Tristan looked up. Alex was dressed in his own clothes, mostly clean of blood and still damp. The rifle he’d had in his hand was down to its individual components. Just how long had he been lost in his thoughts?

“The Law?”

“Still not on their way. I think they had some sort of arrangement with them. If they were as powerful as they claimed, it’d make sense.”

“You keep watch.” He headed for the shower, taking off his pants, not caring if Alex saw his excitement.

The water was already cooled to his liking after Alex’s shower. He considered turning up the heat, to burn off his excitement, but he wanted to be excited. He deserved it; this had been a good fight. 

He heard Alex and glanced over his shoulder. He was leaning against the door frame, watching him. There was want in his eyes, intense desire.

Good. Alex should want him. He should look forward to being used again, to being claimed.

He focused on washing—himself, his pants, the shirt, and jacket. The faster he was done, the faster they would be back in their room.
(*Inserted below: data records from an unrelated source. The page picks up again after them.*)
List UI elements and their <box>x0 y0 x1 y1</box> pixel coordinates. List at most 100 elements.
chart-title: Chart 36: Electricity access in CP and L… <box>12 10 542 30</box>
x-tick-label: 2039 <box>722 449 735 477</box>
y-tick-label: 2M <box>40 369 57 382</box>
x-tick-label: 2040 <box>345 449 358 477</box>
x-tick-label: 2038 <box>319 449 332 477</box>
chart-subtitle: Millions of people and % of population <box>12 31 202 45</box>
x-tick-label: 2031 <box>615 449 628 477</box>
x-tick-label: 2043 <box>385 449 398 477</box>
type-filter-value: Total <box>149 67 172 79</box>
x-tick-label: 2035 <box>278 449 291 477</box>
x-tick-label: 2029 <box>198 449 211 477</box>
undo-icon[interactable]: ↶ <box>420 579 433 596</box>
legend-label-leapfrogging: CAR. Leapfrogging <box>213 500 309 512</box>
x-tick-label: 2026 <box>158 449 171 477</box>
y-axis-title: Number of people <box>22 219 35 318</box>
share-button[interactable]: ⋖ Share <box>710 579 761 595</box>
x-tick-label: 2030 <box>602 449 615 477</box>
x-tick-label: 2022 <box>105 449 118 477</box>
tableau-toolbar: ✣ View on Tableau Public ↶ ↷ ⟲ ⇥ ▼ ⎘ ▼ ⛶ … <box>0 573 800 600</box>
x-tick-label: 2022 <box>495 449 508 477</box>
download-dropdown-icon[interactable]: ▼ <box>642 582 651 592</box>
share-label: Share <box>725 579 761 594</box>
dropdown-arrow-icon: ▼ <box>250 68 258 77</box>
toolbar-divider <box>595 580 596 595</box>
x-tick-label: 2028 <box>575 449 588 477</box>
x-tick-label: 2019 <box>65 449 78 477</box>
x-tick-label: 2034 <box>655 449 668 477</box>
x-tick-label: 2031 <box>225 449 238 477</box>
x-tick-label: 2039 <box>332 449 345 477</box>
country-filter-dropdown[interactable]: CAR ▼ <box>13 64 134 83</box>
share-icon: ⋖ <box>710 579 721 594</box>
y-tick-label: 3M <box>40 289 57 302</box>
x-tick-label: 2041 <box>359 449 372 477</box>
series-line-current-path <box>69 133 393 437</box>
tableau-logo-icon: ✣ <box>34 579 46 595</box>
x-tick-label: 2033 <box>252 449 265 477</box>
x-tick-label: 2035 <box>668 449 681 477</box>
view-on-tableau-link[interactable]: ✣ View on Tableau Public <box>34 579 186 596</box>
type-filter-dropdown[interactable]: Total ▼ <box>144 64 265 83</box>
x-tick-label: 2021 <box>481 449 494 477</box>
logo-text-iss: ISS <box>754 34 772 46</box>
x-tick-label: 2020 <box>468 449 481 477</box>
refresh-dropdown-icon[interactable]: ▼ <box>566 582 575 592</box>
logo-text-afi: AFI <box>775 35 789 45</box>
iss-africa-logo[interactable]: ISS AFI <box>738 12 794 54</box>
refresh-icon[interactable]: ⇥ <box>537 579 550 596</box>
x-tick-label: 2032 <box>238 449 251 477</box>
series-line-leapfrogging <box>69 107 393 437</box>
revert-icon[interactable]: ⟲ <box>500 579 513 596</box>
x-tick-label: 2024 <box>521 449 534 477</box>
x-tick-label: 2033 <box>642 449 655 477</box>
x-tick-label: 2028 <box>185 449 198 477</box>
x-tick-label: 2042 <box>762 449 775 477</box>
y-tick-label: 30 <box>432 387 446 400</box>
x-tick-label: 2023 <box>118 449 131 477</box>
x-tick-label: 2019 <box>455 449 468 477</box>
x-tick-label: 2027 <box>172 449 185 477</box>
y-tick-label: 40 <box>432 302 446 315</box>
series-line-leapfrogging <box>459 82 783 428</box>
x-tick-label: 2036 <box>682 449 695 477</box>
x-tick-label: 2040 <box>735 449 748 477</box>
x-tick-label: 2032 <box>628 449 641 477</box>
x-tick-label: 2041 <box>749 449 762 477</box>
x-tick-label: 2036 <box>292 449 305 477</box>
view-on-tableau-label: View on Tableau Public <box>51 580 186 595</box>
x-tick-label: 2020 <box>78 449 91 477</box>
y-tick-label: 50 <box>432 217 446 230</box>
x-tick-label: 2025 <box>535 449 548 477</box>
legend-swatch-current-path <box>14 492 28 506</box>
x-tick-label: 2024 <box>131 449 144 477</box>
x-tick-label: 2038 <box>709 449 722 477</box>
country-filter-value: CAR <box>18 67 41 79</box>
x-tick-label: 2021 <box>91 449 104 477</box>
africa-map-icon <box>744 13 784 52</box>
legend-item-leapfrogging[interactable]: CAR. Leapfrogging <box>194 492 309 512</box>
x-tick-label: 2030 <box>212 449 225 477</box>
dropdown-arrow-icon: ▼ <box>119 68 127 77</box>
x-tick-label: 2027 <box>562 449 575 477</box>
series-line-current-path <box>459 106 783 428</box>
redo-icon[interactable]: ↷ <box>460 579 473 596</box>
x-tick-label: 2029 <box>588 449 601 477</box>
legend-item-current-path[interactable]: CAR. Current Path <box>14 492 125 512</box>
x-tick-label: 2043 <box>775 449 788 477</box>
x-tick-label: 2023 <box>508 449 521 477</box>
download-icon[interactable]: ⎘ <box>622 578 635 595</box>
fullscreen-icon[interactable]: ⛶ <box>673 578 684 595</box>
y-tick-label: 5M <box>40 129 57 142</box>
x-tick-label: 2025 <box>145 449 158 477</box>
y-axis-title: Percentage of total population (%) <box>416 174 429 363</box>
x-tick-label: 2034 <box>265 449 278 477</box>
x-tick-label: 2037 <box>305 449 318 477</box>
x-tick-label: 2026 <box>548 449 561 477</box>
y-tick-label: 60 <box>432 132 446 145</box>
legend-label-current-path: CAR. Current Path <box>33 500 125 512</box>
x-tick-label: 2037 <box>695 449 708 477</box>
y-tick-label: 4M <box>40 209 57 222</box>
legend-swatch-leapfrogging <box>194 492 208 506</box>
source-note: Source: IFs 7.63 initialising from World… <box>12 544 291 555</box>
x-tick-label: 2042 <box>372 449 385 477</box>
He wrung out his clothes and put them on.

Dressed, they exited from the back, and kept an eye on their followers. They tried to be discreet, but he saw the green and white flash of color. He didn’t hurry. They weren’t a danger; they were staying too far away.

Once they reached the transit system, Tristan had them make a detour. There was a bar they needed to visit, and someone to make pay for this turning badly. That went quickly; no one there offered any significant resistance.

Afterward, it was simple to lose the few pursuers not deterred by the carnage. They jumped from one line to the other, doing quick exits right before the doors closed. It told them they’d been made, but he didn’t mind that. The chase and evasion kept his blood pumping after the killings, kept him excited, even though it took them hours more to get back to their room.

“I’ll start packing,” Alex said as he entered the unlock code.

No, you won’t, Tristan thought as he followed Alex inside. You are going on the be—

There was someone else in the room.

The man was sitting in the seat the by the door to the shower. His mind reeled at seeing him there. Not that someone had entered his room and he hadn’t noticed the signs, but of who was sitting there.

He’d gained weight since the last time Tristan had seen him, but he still recognized the man, how he looked and how he smelled. Without meaning to, Tristan fell back into the little he remembered of the mask he’d worn for the month he’d spent living with him.

“Vic?”

“Hello, Simon,” Victor replied, raising the gun that had been resting on his lap.